Sunday, October 01, 2006

Zeytinyağında 'dökmeciler'le 'kutucular' savaşıyor





Zeytinyağında 'dökmeciler'le 'kutucular' savaşıyor

Güngör Uras / Milliyet 21 Eylül 2006

Zeytinde ve dolayısıyla zeytinyağında bu yıl var yılı. Bu yıl 200 bin ton zeytinyağı üretimi bekleniyor. Buna karşılık biz kişi başı 1 kg'den 70 bin ton zeytinyağı tüketiyoruz. (Kişi başı zeytinyağı tüketimi Yunanistan'da 20, İtalya'da 15, İspanya'da 10 kg.)Bizde var yıllarında zeytinyağı üretimi 170 bin ton dolayında olur, yok yıllarında yarıya inerdi. Ülkede yaklaşık 95-100 milyon zeytin ağacı varken, şimdilerde ağaç sayısı 130 milyona ulaştı. İnsanlarımız verime dikkat etmeye başladı. Bu nedenle üretim artıyor. Bu üretim artışı devam edecek.İçeride tüketim artmadığına göre, zeytinyağını akılcı biçimde ihraç etmeye mecburuz.Biz yılda yaklaşık 100 bin ton zeytinyağı ihraç ediyoruz. Bunun yaklaşık 80 bin tonluk bölümü dökme. Sadece 20 bin tonunu, markalı veya markasız olarak tenekeleyebiliyoruz.

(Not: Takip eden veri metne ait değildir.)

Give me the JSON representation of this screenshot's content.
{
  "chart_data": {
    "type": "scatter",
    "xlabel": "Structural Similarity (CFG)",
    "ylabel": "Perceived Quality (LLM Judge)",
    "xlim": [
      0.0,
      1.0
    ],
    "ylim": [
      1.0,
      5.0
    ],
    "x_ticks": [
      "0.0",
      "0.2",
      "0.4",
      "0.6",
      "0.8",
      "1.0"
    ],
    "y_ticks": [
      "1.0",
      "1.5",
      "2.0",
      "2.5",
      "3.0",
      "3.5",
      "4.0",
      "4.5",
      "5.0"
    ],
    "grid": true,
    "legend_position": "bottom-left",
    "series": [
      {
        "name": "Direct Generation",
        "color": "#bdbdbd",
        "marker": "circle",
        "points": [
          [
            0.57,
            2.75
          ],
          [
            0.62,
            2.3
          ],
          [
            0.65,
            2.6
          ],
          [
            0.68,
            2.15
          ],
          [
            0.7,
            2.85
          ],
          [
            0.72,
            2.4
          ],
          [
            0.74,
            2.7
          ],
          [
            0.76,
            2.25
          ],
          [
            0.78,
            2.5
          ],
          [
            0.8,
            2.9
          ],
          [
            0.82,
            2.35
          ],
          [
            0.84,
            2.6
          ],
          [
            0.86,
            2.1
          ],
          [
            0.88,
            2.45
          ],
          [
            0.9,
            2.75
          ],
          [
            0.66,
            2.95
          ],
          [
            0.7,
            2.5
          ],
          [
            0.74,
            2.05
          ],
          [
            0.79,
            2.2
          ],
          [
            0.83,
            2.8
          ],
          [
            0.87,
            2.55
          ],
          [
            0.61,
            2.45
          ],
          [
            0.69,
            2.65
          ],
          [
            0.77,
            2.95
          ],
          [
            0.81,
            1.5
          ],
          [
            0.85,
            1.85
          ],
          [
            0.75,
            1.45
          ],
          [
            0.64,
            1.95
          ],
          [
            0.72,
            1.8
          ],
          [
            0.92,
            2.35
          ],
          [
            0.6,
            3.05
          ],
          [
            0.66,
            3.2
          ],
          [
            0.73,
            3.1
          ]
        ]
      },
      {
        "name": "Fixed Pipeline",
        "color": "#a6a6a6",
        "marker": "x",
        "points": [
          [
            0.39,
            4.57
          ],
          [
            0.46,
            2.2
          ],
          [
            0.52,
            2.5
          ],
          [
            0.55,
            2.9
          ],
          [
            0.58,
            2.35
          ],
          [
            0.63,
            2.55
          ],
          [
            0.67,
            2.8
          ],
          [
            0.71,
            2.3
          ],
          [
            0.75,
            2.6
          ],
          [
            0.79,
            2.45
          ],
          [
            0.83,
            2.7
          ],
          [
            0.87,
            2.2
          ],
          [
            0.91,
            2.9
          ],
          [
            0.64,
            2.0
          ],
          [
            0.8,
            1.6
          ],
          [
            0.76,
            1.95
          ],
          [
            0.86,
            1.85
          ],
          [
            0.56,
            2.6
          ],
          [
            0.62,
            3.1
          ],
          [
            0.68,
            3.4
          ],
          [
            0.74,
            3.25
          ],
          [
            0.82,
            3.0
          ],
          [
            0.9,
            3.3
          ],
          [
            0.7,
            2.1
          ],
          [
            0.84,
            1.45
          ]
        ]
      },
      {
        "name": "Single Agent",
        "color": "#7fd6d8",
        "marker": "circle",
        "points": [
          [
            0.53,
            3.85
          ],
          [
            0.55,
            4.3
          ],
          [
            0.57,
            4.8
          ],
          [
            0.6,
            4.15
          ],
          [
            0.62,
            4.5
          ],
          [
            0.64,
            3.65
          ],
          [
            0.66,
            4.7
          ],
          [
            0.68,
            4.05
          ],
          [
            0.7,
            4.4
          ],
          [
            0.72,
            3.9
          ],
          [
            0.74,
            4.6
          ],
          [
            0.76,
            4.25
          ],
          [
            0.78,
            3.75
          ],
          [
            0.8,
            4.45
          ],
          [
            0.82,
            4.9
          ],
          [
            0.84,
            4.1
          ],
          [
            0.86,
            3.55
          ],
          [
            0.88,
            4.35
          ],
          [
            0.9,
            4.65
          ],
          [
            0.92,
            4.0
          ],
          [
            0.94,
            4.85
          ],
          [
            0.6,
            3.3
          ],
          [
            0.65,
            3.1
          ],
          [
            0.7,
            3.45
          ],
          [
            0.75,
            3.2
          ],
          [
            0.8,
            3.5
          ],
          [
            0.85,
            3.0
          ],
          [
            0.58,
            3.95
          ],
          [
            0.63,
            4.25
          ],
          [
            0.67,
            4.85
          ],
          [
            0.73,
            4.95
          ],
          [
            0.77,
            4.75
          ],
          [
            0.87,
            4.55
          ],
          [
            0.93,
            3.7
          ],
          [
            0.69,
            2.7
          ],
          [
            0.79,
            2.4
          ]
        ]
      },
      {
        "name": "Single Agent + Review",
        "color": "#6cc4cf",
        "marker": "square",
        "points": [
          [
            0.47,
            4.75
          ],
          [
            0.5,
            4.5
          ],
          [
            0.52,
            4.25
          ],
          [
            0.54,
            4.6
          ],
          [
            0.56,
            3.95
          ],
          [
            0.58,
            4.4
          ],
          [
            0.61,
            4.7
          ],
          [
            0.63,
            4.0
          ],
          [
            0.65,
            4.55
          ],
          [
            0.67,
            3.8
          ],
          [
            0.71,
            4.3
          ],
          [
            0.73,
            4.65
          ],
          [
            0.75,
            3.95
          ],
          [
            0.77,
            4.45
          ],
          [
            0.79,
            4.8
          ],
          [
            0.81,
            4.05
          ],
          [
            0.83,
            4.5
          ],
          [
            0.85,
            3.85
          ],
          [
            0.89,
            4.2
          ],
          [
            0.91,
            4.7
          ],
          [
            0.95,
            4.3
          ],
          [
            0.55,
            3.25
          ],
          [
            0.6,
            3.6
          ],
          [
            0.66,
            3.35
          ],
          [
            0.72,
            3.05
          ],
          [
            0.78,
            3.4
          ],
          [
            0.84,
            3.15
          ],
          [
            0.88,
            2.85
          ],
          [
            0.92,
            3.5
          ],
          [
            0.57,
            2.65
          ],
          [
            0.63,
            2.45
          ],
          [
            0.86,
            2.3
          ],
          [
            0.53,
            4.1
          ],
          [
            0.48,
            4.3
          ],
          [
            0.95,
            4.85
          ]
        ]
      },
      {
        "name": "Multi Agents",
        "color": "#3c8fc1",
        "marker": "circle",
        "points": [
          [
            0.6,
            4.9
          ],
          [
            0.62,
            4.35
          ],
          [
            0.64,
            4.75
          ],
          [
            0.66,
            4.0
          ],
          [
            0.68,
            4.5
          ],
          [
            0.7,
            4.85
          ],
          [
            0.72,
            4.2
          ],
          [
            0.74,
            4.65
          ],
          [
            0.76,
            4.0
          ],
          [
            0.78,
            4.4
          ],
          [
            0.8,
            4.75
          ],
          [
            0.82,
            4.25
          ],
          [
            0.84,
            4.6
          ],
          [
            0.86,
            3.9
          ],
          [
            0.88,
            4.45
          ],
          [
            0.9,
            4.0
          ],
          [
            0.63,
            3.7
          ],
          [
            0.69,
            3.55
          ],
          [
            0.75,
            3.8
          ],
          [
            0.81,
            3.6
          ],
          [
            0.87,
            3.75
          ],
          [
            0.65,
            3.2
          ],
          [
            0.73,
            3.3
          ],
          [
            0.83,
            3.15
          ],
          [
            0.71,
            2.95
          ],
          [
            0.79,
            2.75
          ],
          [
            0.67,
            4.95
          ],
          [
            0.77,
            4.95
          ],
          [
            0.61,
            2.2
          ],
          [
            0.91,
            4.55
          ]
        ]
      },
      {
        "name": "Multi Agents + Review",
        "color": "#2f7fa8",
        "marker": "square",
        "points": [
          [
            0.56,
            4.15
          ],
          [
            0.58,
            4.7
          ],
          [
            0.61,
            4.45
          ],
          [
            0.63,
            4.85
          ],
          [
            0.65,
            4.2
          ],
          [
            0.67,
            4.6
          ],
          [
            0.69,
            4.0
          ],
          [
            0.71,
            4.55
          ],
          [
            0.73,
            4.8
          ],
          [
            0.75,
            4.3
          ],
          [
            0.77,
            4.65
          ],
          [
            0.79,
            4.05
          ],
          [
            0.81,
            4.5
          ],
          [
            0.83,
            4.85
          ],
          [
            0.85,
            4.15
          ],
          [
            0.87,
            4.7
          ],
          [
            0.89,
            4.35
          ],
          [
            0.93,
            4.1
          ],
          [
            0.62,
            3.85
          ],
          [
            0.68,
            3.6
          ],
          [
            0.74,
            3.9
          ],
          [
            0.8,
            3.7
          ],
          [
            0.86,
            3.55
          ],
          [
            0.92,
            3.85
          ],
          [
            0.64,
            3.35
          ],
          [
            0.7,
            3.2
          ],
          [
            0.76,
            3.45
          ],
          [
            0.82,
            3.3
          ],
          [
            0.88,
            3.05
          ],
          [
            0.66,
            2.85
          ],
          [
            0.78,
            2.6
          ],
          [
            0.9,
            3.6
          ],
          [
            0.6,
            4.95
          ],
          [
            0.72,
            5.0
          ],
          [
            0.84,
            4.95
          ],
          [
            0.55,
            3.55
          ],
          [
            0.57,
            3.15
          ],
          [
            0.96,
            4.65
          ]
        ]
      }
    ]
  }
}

Zeytinyağını kutulayamıyoruz

Son yıllarda içeride çok sayıda zeytinyağı markası ortaya çıktı ama, yurtdışına markalı zeytinyağı satan ihracatçımız maalesef çok az. Cahit Çetin isminde zeytinyağı âşığı bir yöneticinin başında bulunduğu Tariş Zeytin ve Zeytinyağı Birliği bu konuda büyük çaba gösteriyor. ABD pazarına girdi. Japonya, Kore ve Çin pazarını zorluyor.Zeytinyağı ihracatının ana üssü İzmir. İzmir'deki Ege Zeytin ve Zeytinyağı İhracatçıları Birliği, 2006-2007 ihraç politikasını belirlemek için olağanüstü toplantı yaptı.Toplantının hedefi, "naturel ikinci zeytinyağı ve lampant zeytinyağı ihracatındaki kısıtlamaların kaldırılması"ydı. Açık anlatımıyla, İtalyan firmaları Türklerin elindeki zeytinyağını rafine etmeden almak istiyor. Rafine ederek, İtalyan markasıyla dünya pazarına satacaklar. Fakat "naturel ikinci zeytinyağı ve lampant zeytinyağı ihracatındaki kısıtlama" şimdilik "engel" teşkil ediyor. Olağanüstü toplantıda karar alınamadı. Tekrar toplantı yapılacak.

Marka yaratmadan olmuyor

Tarım ekonomisi uzmanı Ali Ekber Yıldırım'a göre, önünde sonunda kısıtlama kaldırılacak. Olağanüstü toplantıda oylama yapılsaydı sayısal çoğunlukla karar çıkabilirdi ama vicdani çoğunluk buna izin vermedi.İtalyan firmalarının bu işin peşini bırakmayacağı anlaşılıyor. En büyük yabancı alıcı olan İtalyan Gasparini firması adına açıklama yapan Metin Ökten diyor ki, "Son 12 yılda zeytinyağının yüzde 40'ı İtalya'ya, yüzde 20'si İspanya'ya dökme olarak ihraç edildi. Tonu ortalama 1.414-3.772 dolardan satıldı. Marka yaratamadığımızdan, bizim kutulu ihraç fiyatlarımız ile dökme fiyat arasında büyük fark yok. Kutulu ihracatta DEFİF'ten (Devlet Fiyat İstikrar Fonu) alınan prim ihracatçıya imkân sağlıyor. Son 12 yılda kutulu ihracattaki artış yüzde 1-2'ler dolayında. Buna karşılık üretim hızla artıyor." Türkiye zeytinyağını dökme olarak ihraç etmeye mecbur.Sonuç: Tek başına Tariş Zeytin ve Zeytinyağı Birliği ne yapsın? Üretici, ihracatçı Tariş gibi marka yaratmaz, yurtdışına markalı, kutulu zeytinyağı ihracatında başarılı olamaz ise, bizim zeytinyağlarımızı İtalyanlar ve İspanyollar dökme olarak alacaklar, kutulayarak 5 misli fiyata satacaklar. Dökme olarak alsınlar da zeytinyağlarımız fındıkta olduğu gibi elimizde kalmasın diyerek peşlerinden koşacağız.